L’Iran a trop de choses à dire
Que Trump et Netanyahu se dirigent effectivement vers un fossé plus important, leurs adversaires mutuels pourraient jouer un rôle influent dans la dynamique déstabilisatrice, surtout si la diplomatie progresse.
“Ironiquement, l’avenir de cette relation dépend en fin de compte de l’Iran”, a déclaré Rothem. “Si Téhéran reste conflictuel dans ses relations avec Washington, Trump et Netanyahu resteront probablement du Bloc. Si l’Iran s’oriente vers un véritable accord avec les Etats-Unis, cela pourrait être le test le plus sérieux pour les relations entre les deux dirigeants.”
Hassan Beheshtipour, un analyste des affaires internationales de l’Iran, a vu plusieurs façons par lesquelles les États-Unis pourraient s’appuyer davantage sur Israël, un effort qui, selon lui, pourrait s’avérer conséquent pour déterminer si la paix peut ou non être préservée à long terme.

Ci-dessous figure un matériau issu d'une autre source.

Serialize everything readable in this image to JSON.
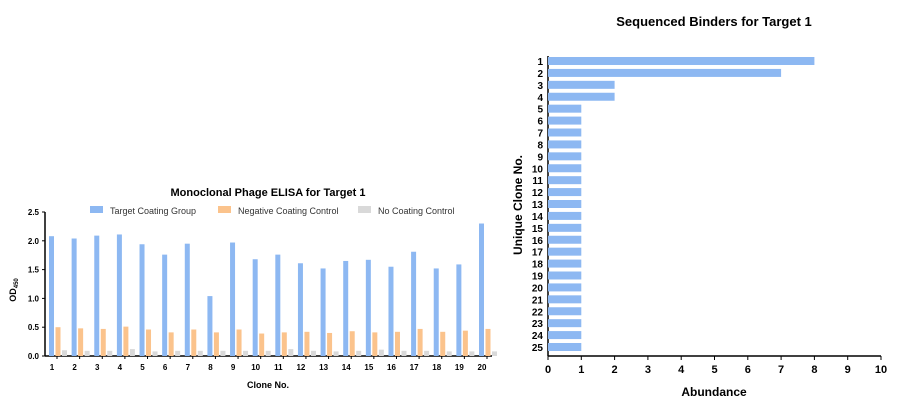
{
  "chart_data": [
    {
      "type": "bar",
      "title": "Monoclonal Phage ELISA for Target 1",
      "xlabel": "Clone No.",
      "ylabel": "OD",
      "ylabel_sub": "450",
      "categories": [
        "1",
        "2",
        "3",
        "4",
        "5",
        "6",
        "7",
        "8",
        "9",
        "10",
        "11",
        "12",
        "13",
        "14",
        "15",
        "16",
        "17",
        "18",
        "19",
        "20"
      ],
      "ylim": [
        0,
        2.5
      ],
      "yticks": [
        "0.0",
        "0.5",
        "1.0",
        "1.5",
        "2.0",
        "2.5"
      ],
      "legend_position": "top",
      "grid": false,
      "series": [
        {
          "name": "Target Coating Group",
          "color": "#8db8f2",
          "values": [
            2.08,
            2.04,
            2.09,
            2.11,
            1.94,
            1.76,
            1.95,
            1.04,
            1.97,
            1.68,
            1.76,
            1.61,
            1.52,
            1.65,
            1.67,
            1.55,
            1.81,
            1.52,
            1.59,
            2.3
          ]
        },
        {
          "name": "Negative Coating Control",
          "color": "#fbc38c",
          "values": [
            0.5,
            0.48,
            0.47,
            0.51,
            0.46,
            0.41,
            0.46,
            0.41,
            0.46,
            0.39,
            0.41,
            0.42,
            0.4,
            0.43,
            0.41,
            0.42,
            0.47,
            0.42,
            0.44,
            0.47
          ]
        },
        {
          "name": "No Coating Control",
          "color": "#d9d9d9",
          "values": [
            0.1,
            0.09,
            0.09,
            0.12,
            0.08,
            0.09,
            0.09,
            0.09,
            0.09,
            0.09,
            0.12,
            0.09,
            0.08,
            0.09,
            0.11,
            0.09,
            0.09,
            0.08,
            0.08,
            0.08
          ]
        }
      ]
    },
    {
      "type": "bar",
      "orientation": "horizontal",
      "title": "Sequenced Binders for Target 1",
      "xlabel": "Abundance",
      "ylabel": "Unique Clone No.",
      "categories": [
        "1",
        "2",
        "3",
        "4",
        "5",
        "6",
        "7",
        "8",
        "9",
        "10",
        "11",
        "12",
        "13",
        "14",
        "15",
        "16",
        "17",
        "18",
        "19",
        "20",
        "21",
        "22",
        "23",
        "24",
        "25"
      ],
      "values": [
        8,
        7,
        2,
        2,
        1,
        1,
        1,
        1,
        1,
        1,
        1,
        1,
        1,
        1,
        1,
        1,
        1,
        1,
        1,
        1,
        1,
        1,
        1,
        1,
        1
      ],
      "xlim": [
        0,
        10
      ],
      "xticks": [
        "0",
        "1",
        "2",
        "3",
        "4",
        "5",
        "6",
        "7",
        "8",
        "9",
        "10"
      ],
      "color": "#8db8f2",
      "grid": false
    }
  ]
}
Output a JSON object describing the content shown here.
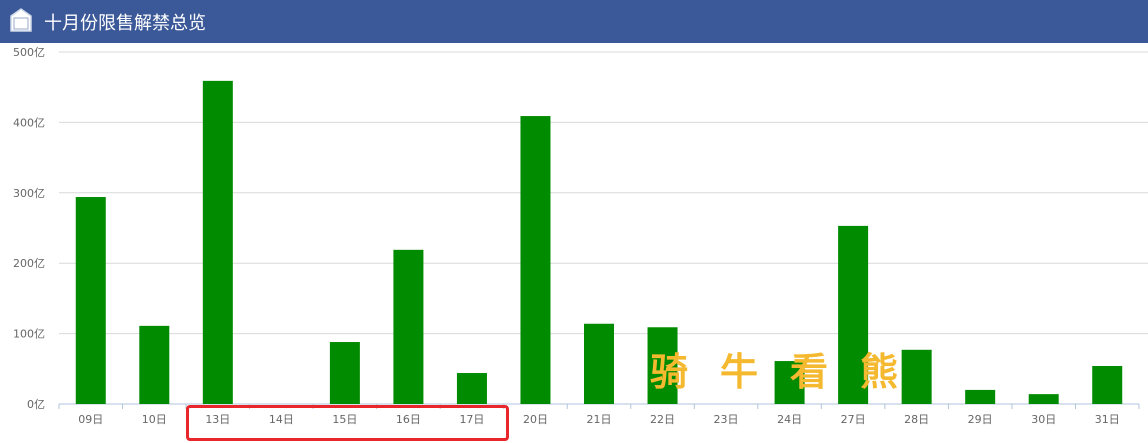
{
  "header": {
    "title": "十月份限售解禁总览",
    "icon": "home-icon"
  },
  "watermark": [
    "骑",
    "牛",
    "看",
    "熊"
  ],
  "chart_data": {
    "type": "bar",
    "categories": [
      "09日",
      "10日",
      "13日",
      "14日",
      "15日",
      "16日",
      "17日",
      "20日",
      "21日",
      "22日",
      "23日",
      "24日",
      "27日",
      "28日",
      "29日",
      "30日",
      "31日"
    ],
    "values": [
      294,
      111,
      459,
      0,
      88,
      219,
      44,
      409,
      114,
      109,
      0,
      61,
      253,
      77,
      20,
      14,
      54
    ],
    "ylim": [
      0,
      500
    ],
    "yticks": [
      0,
      100,
      200,
      300,
      400,
      500
    ],
    "ytick_suffix": "亿",
    "grid": true,
    "bar_color": "#008b00",
    "highlight": {
      "categories": [
        "13日",
        "14日",
        "15日",
        "16日",
        "17日"
      ],
      "color": "#e8262b"
    }
  }
}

« Les États-Unis ont le pouvoir de restreindre Israël – par exemple en arrêtant les ventes d’armes ou en ne mettant pas leur veto aux résolutions du Conseil de sécurité de l’ONU – s’ils ont la volonté politique nécessaire », a déclaré Beheshtipour. Semaine d’actualités.
« Les États-Unis peuvent déclarer explicitement que la pleine mise en œuvre des accords d’Abraham et du nouvel accord de normalisation dans la région (y compris avec l’Arabie saoudite) est une condition pour qu’Israël cesse ses attaques contre le Liban, la Syrie, l’Iran et l’Irak, ainsi que pour arrêter sa politique d’expansion en Cisjordanie », a déclaré Beheshtipour. “Un tel effet de levier est plus fort que tout ce que Washington a utilisé jusqu’à présent.”
“À moins que les Etats-Unis n’utilisent cette influence, tout accord avec l’Iran restera fragile, car Israël a les moyens et la motivation pour le saper”, a-t-il ajouté. “Dans ce cas, non seulement le Liban mais toute la région seront exposés à un nouveau cycle d’instabilité”.